É por isso que, ao lado do respeito primitivo do inferior pelo superior, ou respeito “unilateral”, acreditamos poder distinguir um respeito “mútuo”, para o qual tende o indivíduo quando entra em relação com os seus iguais, ou quando os seus superiores tendem a tornar-se seus iguais. O elemento quase material do medo, que intervém no respeito unilateral, desaparece então progressivamente em favor do medo totalmente moral de decair aos olhos do indivíduo respeitado: a necessidade de ser respeitado equilibra, por conseguinte, a de respeitar, e a reciprocidade que resulta desta nova relação basta para aniquilar qualquer elemento de coação. A ordem desaparece no mesmo tempo para tornar-se acordo mútuo, e as regras livremente consentidas perdem seu caráter de obrigação externa. A razão torna-se, desde então, livre para construir seu plano de ação na medida em que permanece racional, isto é, na media em que sua coerência interna e externa está salvaguardada, à proporção em que o indivíduo consegue situar-se numa perspectiva tal que as outras perspectivas concordem com ela. Assim está conquistada a autonomia, além da anomia e da heteronomia.(Piaget, 1932/1994, p. 284)
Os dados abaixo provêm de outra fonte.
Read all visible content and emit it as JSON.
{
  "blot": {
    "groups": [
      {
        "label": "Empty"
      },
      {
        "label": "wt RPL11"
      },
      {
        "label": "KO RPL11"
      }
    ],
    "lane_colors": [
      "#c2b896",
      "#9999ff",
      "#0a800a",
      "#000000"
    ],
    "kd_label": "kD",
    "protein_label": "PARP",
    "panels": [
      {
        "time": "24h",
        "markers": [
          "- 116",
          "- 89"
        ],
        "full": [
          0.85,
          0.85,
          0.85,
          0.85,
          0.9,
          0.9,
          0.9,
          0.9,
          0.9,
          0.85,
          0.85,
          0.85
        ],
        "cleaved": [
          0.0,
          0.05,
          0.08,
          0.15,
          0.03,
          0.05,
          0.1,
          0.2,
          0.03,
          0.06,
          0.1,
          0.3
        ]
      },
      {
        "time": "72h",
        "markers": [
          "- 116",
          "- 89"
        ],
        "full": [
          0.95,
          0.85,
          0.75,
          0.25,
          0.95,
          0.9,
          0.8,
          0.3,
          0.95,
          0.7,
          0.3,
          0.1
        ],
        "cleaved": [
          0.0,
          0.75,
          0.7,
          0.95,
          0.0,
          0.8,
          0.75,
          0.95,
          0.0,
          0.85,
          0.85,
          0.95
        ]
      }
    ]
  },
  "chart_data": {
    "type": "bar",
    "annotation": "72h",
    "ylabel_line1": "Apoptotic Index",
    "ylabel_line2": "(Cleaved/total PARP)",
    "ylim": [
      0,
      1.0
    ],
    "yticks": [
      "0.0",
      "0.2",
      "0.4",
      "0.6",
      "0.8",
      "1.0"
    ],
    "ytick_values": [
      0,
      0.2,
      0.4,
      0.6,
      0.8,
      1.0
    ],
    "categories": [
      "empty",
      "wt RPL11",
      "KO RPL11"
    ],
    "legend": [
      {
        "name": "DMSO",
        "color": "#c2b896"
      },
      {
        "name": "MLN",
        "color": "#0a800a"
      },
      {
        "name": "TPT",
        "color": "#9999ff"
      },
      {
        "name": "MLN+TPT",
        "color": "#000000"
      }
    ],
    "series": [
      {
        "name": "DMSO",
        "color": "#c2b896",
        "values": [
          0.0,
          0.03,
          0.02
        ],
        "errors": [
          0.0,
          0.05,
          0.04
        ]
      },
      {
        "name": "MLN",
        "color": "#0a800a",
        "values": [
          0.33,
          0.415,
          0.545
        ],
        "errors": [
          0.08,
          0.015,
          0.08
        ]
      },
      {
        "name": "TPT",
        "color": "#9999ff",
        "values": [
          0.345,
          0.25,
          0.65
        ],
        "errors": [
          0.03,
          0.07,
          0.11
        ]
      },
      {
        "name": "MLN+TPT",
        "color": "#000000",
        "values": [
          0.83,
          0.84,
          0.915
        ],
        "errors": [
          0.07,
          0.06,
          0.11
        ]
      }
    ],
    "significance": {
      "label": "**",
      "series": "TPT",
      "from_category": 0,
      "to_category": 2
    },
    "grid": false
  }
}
A citação é extensa, mas guarda em si, um resumo dos conceitos apresentados nesse capítulo, conceitos esses, que nortearam a elaboração do instrumento, objetivo desse estudo. A citação também demonstra que, embora se tenha buscado explanar individualmente a respeito de cada um dos construtos, tendo como objetivo fundamentar teoricamente os itens que os representam, tais assertivas não são excludentes entre si, mas pelo contrário, conforme se expõe na teoria, os fatores respeito, obediência, justiça e autonomia são complementares e se desenvolvem no sujeito de modo concomitante. A interação desses fatores tem como resultado final a construção da autonomia moral do adolescente.